I sort of see "greatness" and "quality" the same way.

Now, I agree that you can measure certain things scientifically. Digital Foundry makes a living based on that. 

But apart from frame rate and textures and lighting effects, can can you made a convincing case for objective video game quality? Some people like easy games; some prefer difficult ones. Online multiplayer is essential for many reviewers; for others its an afterthought. Complex menus and button inputs are off-putting for some, and immersive for others. Gameplay, by its definition, is a very personal, subjective thing -- it's how we as players interact with the rules of the game.

First off, that was a typo in my post there, meant subjective, but I think you got it.

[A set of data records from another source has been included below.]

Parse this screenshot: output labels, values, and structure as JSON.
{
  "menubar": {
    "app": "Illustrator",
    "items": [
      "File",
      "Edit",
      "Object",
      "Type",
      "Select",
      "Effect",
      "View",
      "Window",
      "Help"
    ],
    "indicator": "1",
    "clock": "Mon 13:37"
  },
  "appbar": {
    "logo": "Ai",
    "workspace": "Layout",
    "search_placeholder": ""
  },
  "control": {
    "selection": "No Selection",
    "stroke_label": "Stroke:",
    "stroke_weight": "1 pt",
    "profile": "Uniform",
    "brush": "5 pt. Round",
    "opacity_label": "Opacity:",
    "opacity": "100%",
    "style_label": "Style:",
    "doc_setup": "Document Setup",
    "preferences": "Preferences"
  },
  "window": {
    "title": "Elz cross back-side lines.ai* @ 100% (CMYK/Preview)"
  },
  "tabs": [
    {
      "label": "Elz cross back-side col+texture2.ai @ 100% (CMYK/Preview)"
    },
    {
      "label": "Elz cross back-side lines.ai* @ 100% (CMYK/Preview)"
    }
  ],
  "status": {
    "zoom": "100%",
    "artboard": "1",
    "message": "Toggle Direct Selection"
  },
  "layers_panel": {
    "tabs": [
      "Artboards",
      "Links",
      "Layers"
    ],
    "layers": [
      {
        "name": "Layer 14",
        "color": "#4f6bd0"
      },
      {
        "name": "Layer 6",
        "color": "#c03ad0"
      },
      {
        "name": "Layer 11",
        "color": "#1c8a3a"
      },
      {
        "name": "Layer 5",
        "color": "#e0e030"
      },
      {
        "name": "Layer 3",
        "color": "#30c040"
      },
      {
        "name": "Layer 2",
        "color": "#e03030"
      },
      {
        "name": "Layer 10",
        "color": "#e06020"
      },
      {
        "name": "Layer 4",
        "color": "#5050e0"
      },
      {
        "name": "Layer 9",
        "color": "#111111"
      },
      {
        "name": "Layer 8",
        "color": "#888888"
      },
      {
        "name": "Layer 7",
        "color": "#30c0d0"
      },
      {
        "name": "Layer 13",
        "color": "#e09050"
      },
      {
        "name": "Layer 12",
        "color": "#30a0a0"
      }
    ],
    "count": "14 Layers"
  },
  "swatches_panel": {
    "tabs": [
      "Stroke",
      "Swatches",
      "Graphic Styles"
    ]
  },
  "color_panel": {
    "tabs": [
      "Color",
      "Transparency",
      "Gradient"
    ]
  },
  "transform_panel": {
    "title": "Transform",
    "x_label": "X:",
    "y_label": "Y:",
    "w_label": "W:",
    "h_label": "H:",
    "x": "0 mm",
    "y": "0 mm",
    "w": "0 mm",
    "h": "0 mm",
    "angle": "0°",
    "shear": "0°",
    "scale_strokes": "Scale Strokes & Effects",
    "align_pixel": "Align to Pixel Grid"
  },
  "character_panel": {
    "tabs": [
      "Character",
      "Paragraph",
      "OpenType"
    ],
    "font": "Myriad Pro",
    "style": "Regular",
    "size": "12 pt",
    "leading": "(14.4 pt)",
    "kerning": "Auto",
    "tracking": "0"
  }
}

And ya, I do absolutely think one can make a convincing case for the objective quality of a video, regardless of tastes. For starters, how are the production values? Visual design, sound design, etc. How do those match up to similar games, in the same genre? Does the game perform well on a technical level? Then, in terms of the gameplay, you're absolutely right that we all have (very) different ideas of what constitutes fun gameplay, but....does the game execute the intended gameplay well? Again, how does it stack up to similar gameplay in it's competitors? There are lots of very easy, objective ways to determine quality.

What if you find the soundtrack grating, and I find it mesmerizing? What if the realistic art style works wonders for you, and leaves me cold? What if I don't mind settling for 30 FPS and for you it's 60 FPS or bust? Which one of us is right? There's a big difference between the objective "this soundtrack was composed by Mr. X and played with A,B, and C instruments" and "this soundtrack is pure poetry and elevates the game from a rental to a must-buy." Surely you see the difference between a cold, objective presentation of facts and a deeply personal, emotional analysis?

You suggest measuring quality gameplay by stacking it up to similar gameplay in competing games? Well, to get there you'd have to assume some objective, quantifiable baseline, when, again, it's just your personal preferences, this time spread across multiple games.